Framework‑Level Optimizations

Prefill‑Decode (PD) Separation : Split inference into a Prefill instance (context encoding, KV‑Cache generation) using tensor parallelism for low time‑to‑first‑token (TTFT), and a Decode instance (token‑wise generation) using data parallelism for higher throughput. This mitigates GPU under‑utilization caused by the compute‑bound Prefill phase and the memory‑bound Decode phase.

# Launch Prefill node on GPU 0
export CUDA_VISIBLE_DEVICES=0
vllm serve meta-llama/Llama-3.1-8B-Instruct \
  --host 0.0.0.0 \
  --port 20003 \
  --tensor-parallel-size 1 \
  --gpu-memory-utilization 0.9 \
  --trust-remote-code \
  --kv-transfer-config '{
    "kv_connector": "P2pNcclConnector",
    "kv_role": "kv_producer",
    "kv_port": "21001",
    "kv_buffer_size": "1e1",
    "kv_connector_extra_config": {
      "proxy_ip": "0.0.0.0",
      "proxy_port": "30001",
      "send_type": "PUT_ASYNC",
      "nccl_num_channels": "16"
    }
  }'

# Launch Decode node on GPU 1
export CUDA_VISIBLE_DEVICES=1
vllm serve meta-llama/Llama-3.1-8B-Instruct \
  --host 0.0.0.0 \
  --port 20005 \
  --tensor-parallel-size 1 \
  --gpu-memory-utilization 0.7 \
  --trust-remote-code \
  --kv-transfer-config '{
    "kv_connector": "P2pNcclConnector",
    "kv_role": "kv_consumer",
    "kv_port": "22001",
    "kv_buffer_size": "8e9",
    "kv_connector_extra_config": {
      "proxy_ip": "0.0.0.0",
      "proxy_port": "30001",
      "send_type": "PUT_ASYNC",
      "nccl_num_channels": "16"
    }
  }'

A lightweight proxy service registers nodes, balances load, and handles KV‑Cache transfer:

# Start proxy service
python3 disagg_proxy_p2p_nccl_xpyd.py

Test the end‑to‑end pipeline with a simple curl request:

curl http://localhost:30001/v1/completions \
  -H "Content-Type: application/json" \
  -d '{
    "model": "meta-llama/Llama-3.1-8B-Instruct",
    "prompt": "请简要介绍一下大模型推理中的 Prefill 和 Decode 阶段。",
    "max_tokens": 100,
    "temperature": 0.7,
    "stream": false
  }'

Speculative Sampling

Speculative sampling (Draft → Verify → Accept/Reject) uses a small draft model to generate multiple tokens in parallel, then validates them with the large target model, reducing end‑to‑end latency by 30‑60% without degrading output quality.

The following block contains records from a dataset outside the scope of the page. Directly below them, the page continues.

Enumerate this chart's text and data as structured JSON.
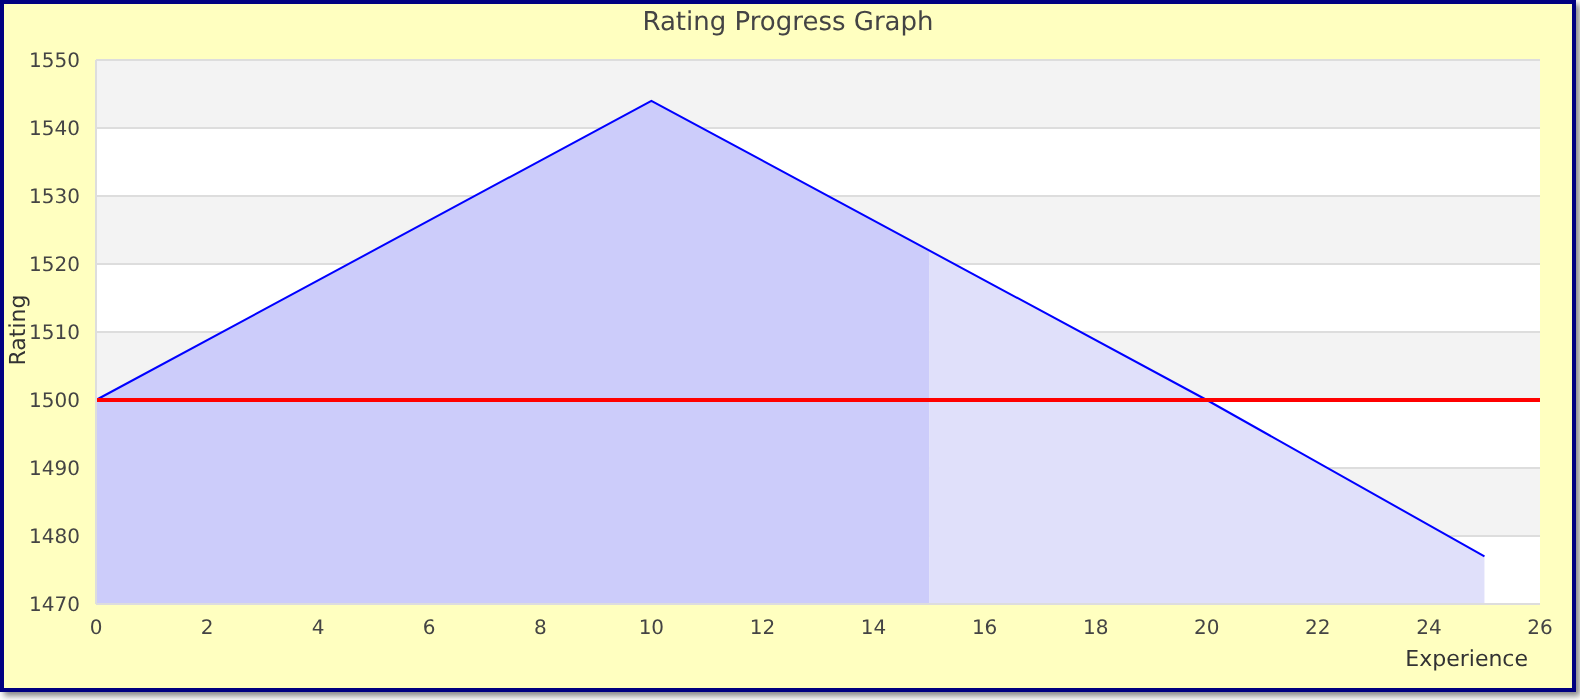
{
  "chart_data": {
    "type": "area",
    "title": "Rating Progress Graph",
    "xlabel": "Experience",
    "ylabel": "Rating",
    "series": [
      {
        "color": "#ccccfa",
        "x": [
          0,
          5,
          10,
          15
        ],
        "values": [
          1500,
          1522,
          1544,
          1522
        ]
      },
      {
        "color": "#e0e0fa",
        "x": [
          15,
          20,
          25
        ],
        "values": [
          1522,
          1500,
          1477
        ]
      },
      {
        "type": "line",
        "color": "#0000ff",
        "x": [
          0,
          5,
          10,
          15,
          20,
          25
        ],
        "values": [
          1500,
          1522,
          1544,
          1522,
          1500,
          1477
        ]
      }
    ],
    "xlim": [
      0,
      26
    ],
    "xticks": [
      0,
      2,
      4,
      6,
      8,
      10,
      12,
      14,
      16,
      18,
      20,
      22,
      24,
      26
    ],
    "ylim": [
      1470,
      1550
    ],
    "yticks": [
      1470,
      1480,
      1490,
      1500,
      1510,
      1520,
      1530,
      1540,
      1550
    ],
    "ref_lines": [
      {
        "axis": "y",
        "value": 1500,
        "color": "#ff0000"
      }
    ],
    "grid": "y",
    "marker": "none",
    "line_style": "solid"
  }
}
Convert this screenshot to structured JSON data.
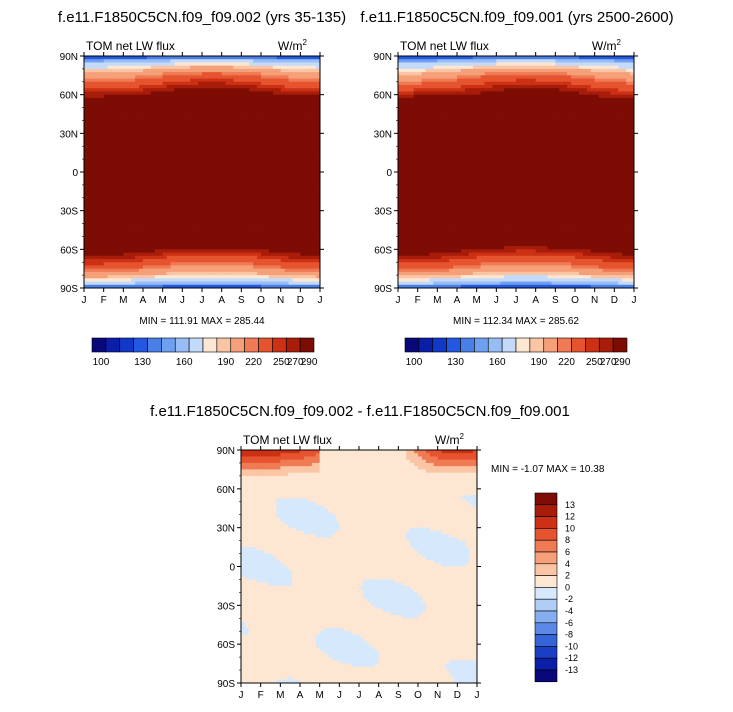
{
  "palette": {
    "ramp": [
      "#08087a",
      "#0a1ea8",
      "#1238c8",
      "#2558e0",
      "#4a7fe8",
      "#6f9ff0",
      "#98bdf5",
      "#c4dafa",
      "#fde6d2",
      "#fac5a4",
      "#f6a07a",
      "#f07a54",
      "#e6542f",
      "#cc3115",
      "#a81c0a",
      "#7c0c04"
    ]
  },
  "panels": {
    "left": {
      "title": "f.e11.F1850C5CN.f09_f09.002 (yrs 35-135)",
      "subtitle_left": "TOM net LW flux",
      "units_base": "W/m",
      "units_sup": "2",
      "minmax": "MIN = 111.91   MAX = 285.44"
    },
    "right": {
      "title": "f.e11.F1850C5CN.f09_f09.001 (yrs 2500-2600)",
      "subtitle_left": "TOM net LW flux",
      "units_base": "W/m",
      "units_sup": "2",
      "minmax": "MIN = 112.34   MAX = 285.62"
    },
    "diff": {
      "title": "f.e11.F1850C5CN.f09_f09.002 - f.e11.F1850C5CN.f09_f09.001",
      "subtitle_left": "TOM net LW flux",
      "units_base": "W/m",
      "units_sup": "2",
      "minmax": "MIN =  -1.07   MAX =  10.38"
    }
  },
  "chart_data": [
    {
      "type": "heatmap",
      "title": "f.e11.F1850C5CN.f09_f09.002 (yrs 35-135)",
      "field": "TOM net LW flux",
      "units": "W/m2",
      "x": [
        "J",
        "F",
        "M",
        "A",
        "M",
        "J",
        "J",
        "A",
        "S",
        "O",
        "N",
        "D",
        "J"
      ],
      "y_ticks": [
        "90N",
        "60N",
        "30N",
        "0",
        "30S",
        "60S",
        "90S"
      ],
      "ylim": [
        -90,
        90
      ],
      "min": 111.91,
      "max": 285.44,
      "colorbar_labels": [
        "100",
        "130",
        "160",
        "190",
        "220",
        "250",
        "270",
        "290"
      ],
      "levels": [
        100,
        110,
        120,
        130,
        140,
        150,
        160,
        180,
        190,
        200,
        220,
        230,
        250,
        260,
        270,
        290
      ]
    },
    {
      "type": "heatmap",
      "title": "f.e11.F1850C5CN.f09_f09.001 (yrs 2500-2600)",
      "field": "TOM net LW flux",
      "units": "W/m2",
      "x": [
        "J",
        "F",
        "M",
        "A",
        "M",
        "J",
        "J",
        "A",
        "S",
        "O",
        "N",
        "D",
        "J"
      ],
      "y_ticks": [
        "90N",
        "60N",
        "30N",
        "0",
        "30S",
        "60S",
        "90S"
      ],
      "ylim": [
        -90,
        90
      ],
      "min": 112.34,
      "max": 285.62,
      "colorbar_labels": [
        "100",
        "130",
        "160",
        "190",
        "220",
        "250",
        "270",
        "290"
      ],
      "levels": [
        100,
        110,
        120,
        130,
        140,
        150,
        160,
        180,
        190,
        200,
        220,
        230,
        250,
        260,
        270,
        290
      ]
    },
    {
      "type": "heatmap",
      "title": "f.e11.F1850C5CN.f09_f09.002 - f.e11.F1850C5CN.f09_f09.001",
      "field": "TOM net LW flux",
      "units": "W/m2",
      "x": [
        "J",
        "F",
        "M",
        "A",
        "M",
        "J",
        "J",
        "A",
        "S",
        "O",
        "N",
        "D",
        "J"
      ],
      "y_ticks": [
        "90N",
        "60N",
        "30N",
        "0",
        "30S",
        "60S",
        "90S"
      ],
      "ylim": [
        -90,
        90
      ],
      "min": -1.07,
      "max": 10.38,
      "colorbar_labels": [
        "13",
        "12",
        "10",
        "8",
        "6",
        "4",
        "2",
        "0",
        "-2",
        "-4",
        "-6",
        "-8",
        "-10",
        "-12",
        "-13"
      ]
    }
  ]
}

python3 -m sglang.launch_server \
  --model meta-llama/Llama-3.1-8B-Instruct \
  --speculative-algorithm EAGLE3 \
  --speculative-draft-model-path jamesliu1/sglang-EAGLE3-Llama-3.1-Instruct-8B \
  --speculative-num-steps 3 \
  --speculative-eagle-topk 4 \
  --speculative-num-draft-tokens 16 \
  --mem-fraction-static 0.65

Model Evaluation Capability

Performance is measured with objective metrics:

Time‑to‑first‑token (TTFT)

Tokens‑per‑output‑time (TPOT)

Inter‑token latency (ITL)

End‑to‑end latency (E2EL)

Metrics are reported at percentile values (P90‑P99). The evaluation workflow:

Capture business input/output length distributions and separate fixed prefixes from user inputs.

Generate a scenario‑aligned dataset matching those lengths.

Gradually increase QPS until a target latency percentile (e.g., P99 E2EL ≤ 2 s) is reached, establishing the maximum sustainable throughput.

Example benchmark command (vLLM‑Benchmarks) for a 32‑billion‑parameter Qwen model:

python3 vllm/benchmarks/benchmark_serving.py \
  --backend openai-chat \
  --endpoint /v1/chat/completions \
  --model /models/qwen3-32b \
  --tokenizer /models/qwen3-32b \
  --host 0.0.0.0 \
  --port 8000 \
  --num-prompts 200 \
  --percentile-metrics ttft,tpot,itl,e2el \
  --metric-percentiles 90,95,99 \
  --request-rate 3 \
  --dataset-name sonnet \
  --dataset-path vllm/benchmarks/sonnet.txt \
  --sonnet-input-len 4900 \
  --sonnet-output-len 10 \
  --sonnet-prefix-len 4500 \
  --seed 1772174119 \
  --trust-remote-code

Results

By combining quantization, distillation, PD‑separation, speculative sampling, PagedAttention, and FlashAttention, the Dolphin platform achieved:

GPU memory utilization >95% on mid‑range GPUs (A10, L20).

Latency reductions of 10‑40% for long‑context workloads.

Throughput gains of 1.5‑2×.

GPU cost savings of 20‑50% and reduced operational complexity.

Future Outlook

Continued engineering of the Dolphin platform will further unlock large‑model value for business efficiency, user experience, and cost optimization.